On the '80 Scirocco_S that I owned back in the early 90's, I had "grey" black textured bumpers. My solution was to hit them with Rustoleum Flat Black. 
There are some other techniques that involve a black shoe product, and other things discussed here: http://forums.vwvortex.com/zerothread?id=4463128


----------



## lokic (Sep 7, 2005)

*Re: Help, restoring..or preventing splotches on my black fender flares (where_2)*

thanx for the tips, i might just pull'em off and spray them. Not that hard, just wondered if theres a better way, or better way to prevent having to do this every year or two.

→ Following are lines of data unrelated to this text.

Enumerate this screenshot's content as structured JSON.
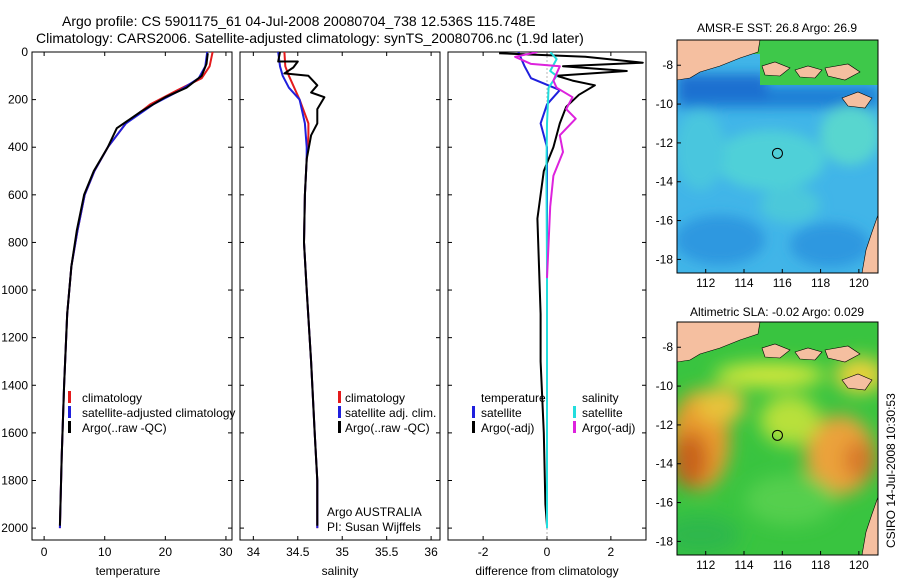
{
  "figure": {
    "title_line1": "Argo profile: CS 5901175_61 04-Jul-2008 20080704_738 12.536S 115.748E",
    "title_line2": "Climatology: CARS2006. Satellite-adjusted climatology: synTS_20080706.nc (1.9d later)",
    "credit": "CSIRO 14-Jul-2008 10:30:53"
  },
  "colors": {
    "climatology": "#e41a1c",
    "satellite": "#1f1fdd",
    "argo": "#000000",
    "sal_satellite": "#22dddd",
    "sal_argo": "#dd22dd",
    "land": "#f5bfa0"
  },
  "chart_data": [
    {
      "id": "temperature",
      "type": "line",
      "xlabel": "temperature",
      "xlim": [
        -2,
        31
      ],
      "xticks": [
        "0",
        "10",
        "20",
        "30"
      ],
      "ylim": [
        0,
        2050
      ],
      "yticks": [
        "0",
        "200",
        "400",
        "600",
        "800",
        "1000",
        "1200",
        "1400",
        "1600",
        "1800",
        "2000"
      ],
      "legend": [
        "climatology",
        "satellite-adjusted climatology",
        "Argo(..raw -QC)"
      ],
      "series": [
        {
          "name": "climatology",
          "color_key": "climatology",
          "x": [
            27.8,
            27.3,
            26.0,
            22.0,
            17.5,
            13.5,
            10.5,
            8.3,
            6.7,
            5.5,
            4.5,
            3.8,
            3.3,
            2.9,
            2.6
          ],
          "y": [
            0,
            60,
            110,
            160,
            220,
            300,
            400,
            500,
            600,
            750,
            900,
            1100,
            1400,
            1700,
            2000
          ]
        },
        {
          "name": "satellite-adjusted climatology",
          "color_key": "satellite",
          "x": [
            26.9,
            26.6,
            25.5,
            22.5,
            18.0,
            13.5,
            10.5,
            8.3,
            6.7,
            5.5,
            4.5,
            3.8,
            3.3,
            2.9,
            2.6
          ],
          "y": [
            0,
            60,
            110,
            160,
            220,
            300,
            400,
            500,
            600,
            750,
            900,
            1100,
            1400,
            1700,
            2000
          ]
        },
        {
          "name": "Argo(..raw -QC)",
          "color_key": "argo",
          "x": [
            27.0,
            26.8,
            26.0,
            23.5,
            20.0,
            16.0,
            12.0,
            10.5,
            8.2,
            6.6,
            5.4,
            4.5,
            3.8,
            3.3,
            2.9,
            2.6
          ],
          "y": [
            5,
            50,
            100,
            150,
            190,
            250,
            320,
            400,
            500,
            600,
            750,
            900,
            1100,
            1400,
            1700,
            1990
          ]
        }
      ]
    },
    {
      "id": "salinity",
      "type": "line",
      "xlabel": "salinity",
      "xlim": [
        33.85,
        36.1
      ],
      "xticks": [
        "34",
        "34.5",
        "35",
        "35.5",
        "36"
      ],
      "ylim": [
        0,
        2050
      ],
      "legend": [
        "climatology",
        "satellite adj. clim.",
        "Argo(..raw -QC)"
      ],
      "annotation_line1": "Argo AUSTRALIA",
      "annotation_line2": "PI: Susan Wijffels",
      "series": [
        {
          "name": "climatology",
          "color_key": "climatology",
          "x": [
            34.35,
            34.36,
            34.4,
            34.52,
            34.62,
            34.62,
            34.6,
            34.58,
            34.57,
            34.6,
            34.65,
            34.69,
            34.72,
            34.72
          ],
          "y": [
            0,
            60,
            100,
            200,
            300,
            350,
            450,
            600,
            800,
            1000,
            1300,
            1600,
            1800,
            2000
          ]
        },
        {
          "name": "satellite adj. clim.",
          "color_key": "satellite",
          "x": [
            34.28,
            34.3,
            34.33,
            34.4,
            34.52,
            34.58,
            34.6,
            34.6,
            34.58,
            34.57,
            34.6,
            34.65,
            34.69,
            34.72,
            34.72
          ],
          "y": [
            0,
            60,
            100,
            150,
            200,
            300,
            400,
            450,
            600,
            800,
            1000,
            1300,
            1600,
            1800,
            2000
          ]
        },
        {
          "name": "Argo(..raw -QC)",
          "color_key": "argo",
          "x": [
            34.3,
            34.28,
            34.5,
            34.45,
            34.35,
            34.62,
            34.72,
            34.65,
            34.8,
            34.72,
            34.72,
            34.65,
            34.6,
            34.58,
            34.57,
            34.6,
            34.65,
            34.69,
            34.72,
            34.72
          ],
          "y": [
            0,
            40,
            40,
            65,
            90,
            100,
            140,
            170,
            190,
            240,
            300,
            350,
            450,
            600,
            800,
            1000,
            1300,
            1600,
            1800,
            1990
          ]
        }
      ]
    },
    {
      "id": "difference",
      "type": "line",
      "xlabel": "difference from climatology",
      "xlim": [
        -3.1,
        3.1
      ],
      "xticks": [
        "-2",
        "0",
        "2"
      ],
      "ylim": [
        0,
        2050
      ],
      "legend_temperature": [
        "temperature",
        "satellite",
        "Argo(-adj)"
      ],
      "legend_salinity": [
        "salinity",
        "satellite",
        "Argo(-adj)"
      ],
      "series": [
        {
          "name": "temperature satellite",
          "color_key": "satellite",
          "x": [
            -0.9,
            -0.7,
            -0.5,
            0.4,
            0.0,
            -0.2,
            0.0,
            0.0,
            0.0,
            0.0,
            0.0
          ],
          "y": [
            0,
            60,
            110,
            160,
            220,
            300,
            400,
            600,
            1000,
            1500,
            2000
          ]
        },
        {
          "name": "temperature Argo(-adj)",
          "color_key": "argo",
          "x": [
            -1.5,
            1.2,
            3.0,
            0.5,
            2.5,
            0.3,
            0.8,
            1.5,
            1.0,
            0.6,
            0.4,
            0.2,
            -0.1,
            -0.2,
            -0.3,
            -0.25,
            -0.2,
            -0.2,
            -0.1,
            -0.05,
            0.0
          ],
          "y": [
            5,
            20,
            45,
            60,
            80,
            100,
            120,
            140,
            180,
            230,
            300,
            400,
            500,
            600,
            700,
            900,
            1100,
            1300,
            1600,
            1900,
            1990
          ]
        },
        {
          "name": "salinity satellite",
          "color_key": "sal_satellite",
          "x": [
            0.1,
            0.3,
            0.1,
            0.3,
            0.05,
            0.0,
            -0.02,
            0.0,
            0.0,
            0.0
          ],
          "y": [
            0,
            30,
            80,
            100,
            150,
            300,
            500,
            900,
            1500,
            2000
          ]
        },
        {
          "name": "salinity Argo(-adj)",
          "color_key": "sal_argo",
          "x": [
            -0.3,
            -1.0,
            -0.5,
            0.4,
            0.2,
            0.3,
            0.8,
            0.6,
            0.9,
            0.4,
            0.5,
            0.2,
            0.1,
            0.05,
            0.0
          ],
          "y": [
            0,
            20,
            50,
            60,
            120,
            150,
            190,
            240,
            280,
            350,
            420,
            520,
            650,
            800,
            950
          ]
        }
      ]
    },
    {
      "id": "sst_map",
      "type": "heatmap",
      "title": "AMSR-E SST: 26.8 Argo: 26.9",
      "xlim": [
        110.5,
        121
      ],
      "ylim": [
        -18.7,
        -6.7
      ],
      "xticks": [
        "112",
        "114",
        "116",
        "118",
        "120"
      ],
      "yticks": [
        "-8",
        "-10",
        "-12",
        "-14",
        "-16",
        "-18"
      ],
      "marker": {
        "lon": 115.748,
        "lat": -12.536
      }
    },
    {
      "id": "sla_map",
      "type": "heatmap",
      "title": "Altimetric SLA: -0.02 Argo: 0.029",
      "xlim": [
        110.5,
        121
      ],
      "ylim": [
        -18.7,
        -6.7
      ],
      "xticks": [
        "112",
        "114",
        "116",
        "118",
        "120"
      ],
      "yticks": [
        "-8",
        "-10",
        "-12",
        "-14",
        "-16",
        "-18"
      ],
      "marker": {
        "lon": 115.748,
        "lat": -12.536
      }
    }
  ]
}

Thanks for the reply!


----------



## brian81 (Apr 19, 2007)

*Re: Help, restoring..or preventing splotches on my black fender flares (lokic)*

It looks to me like your arches have been already sprayed with something. One on the early GTIs I had for 20 years was never garaged, and if it wasn't detailed regularly the flares would look like the light grey patches you have.
A permanant fix is to prep them properly and spray them with Krylon Fusion Satin Black. It etches the plastic so it doesn't need an adhesion agent. You'll need to strip off whatever is on there and then wash and hit them with prep solvent to make sure there's no silicone left. I'd try a Scothcal pad or a plastic paint wheel in a drill if you want to kep the texture.
A bunch of Lotus guys I know got tired of putting Back-to-Black on all of the plastic vents on the car, and hit them with Fusion. Another nice thing is that excess wax comes right off.


----------



## vwguy3 (Jul 30, 2002)

*Re: Help, restoring..or preventing splotches on my black fender flares (lokic)*

I always wondered if you could take them off and put a polishing wheel on a bench grinder and use some polishing compound that is made for plastics? Anyone got a opinion on that method?
Thanks
Justind


----------



## ylwmeansgo (Jan 19, 2008)

*Re: Help, restoring..or preventing splotches on my black fender flares (vwguy3)*

usually the buffing pad would build up to much heat and melt the plastic


----------



## jesselyons2002 (Aug 24, 2009)

*Re: Help, restoring..or preventing splotches on my black fender flares (brian81)*

I would go with what he is saying. It does look like someone spray those flare before. Just now the paint is coming off. Duplicor sell a trim paint. I would just mask the flare around and repaint them. But if you sand the flare. You might lose the the texture on them. So try using a paint stripper. So it removes the paint and so you can save the texture if you want,


----------



## vwguy3 (Jul 30, 2002)

*Re: Help, restoring..or preventing splotches on my black fender flares (jesselyons2002)*

I remember an old boss of mine liked to do plastic car models and once told me that if he screwed up on painting the shell of the car to would just soak it in brake fluid. It would strip the paint off but wouldn't harm the plastic model. Just a though and don't know if that would work. I don't know if it would work on all types of paint or just the kind you paint models with.
Thanks
justind


----------



## litesleeper (Sep 19, 2009)

*Re: Help, restoring..or preventing splotches on my black fender flares (vwguy3)*

Duplicolor has stuff for plastic. 
http://www.duplicolor.com/products/bumper.html http://****************.com/smile/emthup.gif


----------